Das Andante tranquillo des zweiten Satzes ist wohl etwas vom Schönsten, das Bartók komponiert hatte. Wie das liedhafte Hauptthema der Violine variiert wird, mit spannenden Klangkombinationen – wie dem zauberhaften Klang der Celesta – kontrastiert, ist schlicht meisterhaft. Das Tonhalle-Orchester Zürich unter der Leitung von Paavo Järvi evoziert diese stimmungsvolle, von Zartheit erfüllte Atmosphäre, mit überwältigender Klangschönheit. Man schwebt regelrecht in einer klanglichen Traumlandschaft, aus der man mit den rasanten Tanzrhythmen des dritten Satzes gerissen wird. Aufgewühlte Wildheit, in die sich nur wenige verträumte Passagen einschleichen, leiten unter der Führung der von Vilde Frang virtuos gespielten Solovioline zum rasend flirrenden Orchestertutti. Großer, begeisterter und verdienter Applaus für die Musiker des Tonhalle-Orchesters Zürich, seinen Chefdirigenten Paavo Järvi und natürlich für die Geigerin Vilde Frang!
Nach der Pause folgte dann die fünfte Sinfonie des hierzulande immer noch unterschätzten dänischen Komponisten Carl Nielsen, der einer in seiner Modernität – gerade in seinen Sinfonien – wegweisenden Komponisten im ersten Viertel des 20. Jahrhunderts war. Davon konnte man sich gestern Abend beim Anhören seiner unglaublich wirkungsvollen fünften Sinfonie überzeugen. Was für ein spannungsgeladenes Werk, das im ersten Satz mit dem ausgedehnten Einbezug des Schlagwerks überraschte und mitriss. Nur schon der Beginn mit seinem langen Bratschentremolo, aus dem sich die Kantilene der Fagotte erhob, liess aufhorchen. Man war gefangen in einer elektrisierenden Spannung und spürte (eben wie bei Hitchcock), dass etwas Aufrüttelndes geschehen wird. Und es kam dann in Form von markanten ostinato haften Einwürfen des Holzes und des Schlagwerks (Pauke, Kleine Trommel, Tambourin), steigerte sich in einem unfassbaren Crescendo zu einer umwerfenden Klangballung und verklang mit der sich entfernenden Trommel ganz zart. Während dieses Crescendos, dieses Klangbads sondergleichen, fühlte man sich an Ravels Boléro erinnert, der jedoch erst sechs Jahre nach der Sinfonie Nielsens entstanden war!
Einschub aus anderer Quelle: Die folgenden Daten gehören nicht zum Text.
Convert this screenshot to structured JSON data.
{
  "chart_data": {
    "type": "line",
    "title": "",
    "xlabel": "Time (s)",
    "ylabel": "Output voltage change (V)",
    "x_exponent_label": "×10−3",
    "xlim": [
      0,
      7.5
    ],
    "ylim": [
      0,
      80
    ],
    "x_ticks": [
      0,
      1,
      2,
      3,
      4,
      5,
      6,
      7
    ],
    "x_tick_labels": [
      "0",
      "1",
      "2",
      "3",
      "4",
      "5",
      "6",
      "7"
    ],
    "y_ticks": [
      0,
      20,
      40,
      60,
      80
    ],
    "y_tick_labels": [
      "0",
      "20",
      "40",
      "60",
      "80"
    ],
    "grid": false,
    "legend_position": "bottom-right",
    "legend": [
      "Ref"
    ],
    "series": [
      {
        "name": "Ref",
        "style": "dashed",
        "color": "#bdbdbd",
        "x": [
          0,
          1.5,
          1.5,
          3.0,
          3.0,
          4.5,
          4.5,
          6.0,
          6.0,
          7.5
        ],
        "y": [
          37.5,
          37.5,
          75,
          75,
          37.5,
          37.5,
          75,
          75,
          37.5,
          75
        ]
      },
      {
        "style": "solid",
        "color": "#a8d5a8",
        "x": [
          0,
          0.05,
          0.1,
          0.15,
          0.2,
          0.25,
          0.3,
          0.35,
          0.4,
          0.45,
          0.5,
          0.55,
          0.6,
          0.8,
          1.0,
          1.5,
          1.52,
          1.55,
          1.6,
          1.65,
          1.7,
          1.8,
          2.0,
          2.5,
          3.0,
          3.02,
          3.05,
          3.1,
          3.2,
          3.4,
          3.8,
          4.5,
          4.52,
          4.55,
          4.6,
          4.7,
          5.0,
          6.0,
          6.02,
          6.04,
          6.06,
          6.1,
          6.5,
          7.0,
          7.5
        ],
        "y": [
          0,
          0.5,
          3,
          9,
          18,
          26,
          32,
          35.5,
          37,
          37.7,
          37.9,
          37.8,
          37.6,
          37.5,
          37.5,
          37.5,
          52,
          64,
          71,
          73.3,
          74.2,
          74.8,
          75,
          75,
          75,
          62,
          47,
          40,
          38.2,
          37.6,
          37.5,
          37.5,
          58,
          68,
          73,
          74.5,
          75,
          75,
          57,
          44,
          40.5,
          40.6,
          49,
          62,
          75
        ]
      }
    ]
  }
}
Der zweite Satz war dann von einer pulsierenden Unruhe geprägt: Rasante Passagen der Streicher, unterbrochen von destruktiv dreinfahrenden Pauken, verbreiteten eine unheimliche Stimmung. Fugierte Formen und liedhafte Kantilenen der Celli wurden unterbrochen von Orchestereinwürfen, die wie Peitschenhiebe klangen. Die gewaltige Sinfonie schloss mit einer strahlenden Coda. Paavo Järvi und das so unglaublich intensiv und klanglich austarierte spielende Tonhalle-Orchester Zürich ließen diese Sinfonie zum Erlebnis werden. Hoffentlich werden wir in Zukunft vermehrt Werke dieses außergewöhnlichen Komponisten in Zürich erleben dürfen!
Das Konzert wurde mit Beethovens Leonoren-Ouvertüre Nr. 3 eröffnet. Irgendwie passte sie nicht zu den beiden anderen Werken. Im Gegensatz zu Bartóks Violinkonzert und Nielsens Sinfonie, die beide der absoluten Musik verpflichtet sind, weist Beethovens Ouvertüre ein genau auf die Handlung der Oper Fidelio fixiertes Programm auf. In der Groß Besetzung des Tonhalle-Orchesters wirkte sie für mich zu wuchtig, erreichte im Jubelschluss am Ende fast die Ausmaße einer brucknerschen Apotheose. Effektvoll, klar. Aber persönlich hätte ich mir ein weiteres Werk aus der hochinteressanten Musikszene der Zwischenkriegszeit gewünscht, eben jenseits der ausgetretenen Pfade: Korngold, Schreker, Krenek u.v.a.m. böten sich an.
Nichtsdestotrotz durfte man einen spannungsgeladenen Konzertabend erleben, mit zwei wichtigen Kompositionen, denen man – leider – nicht allzu oft in den Konzertsälen begegnet.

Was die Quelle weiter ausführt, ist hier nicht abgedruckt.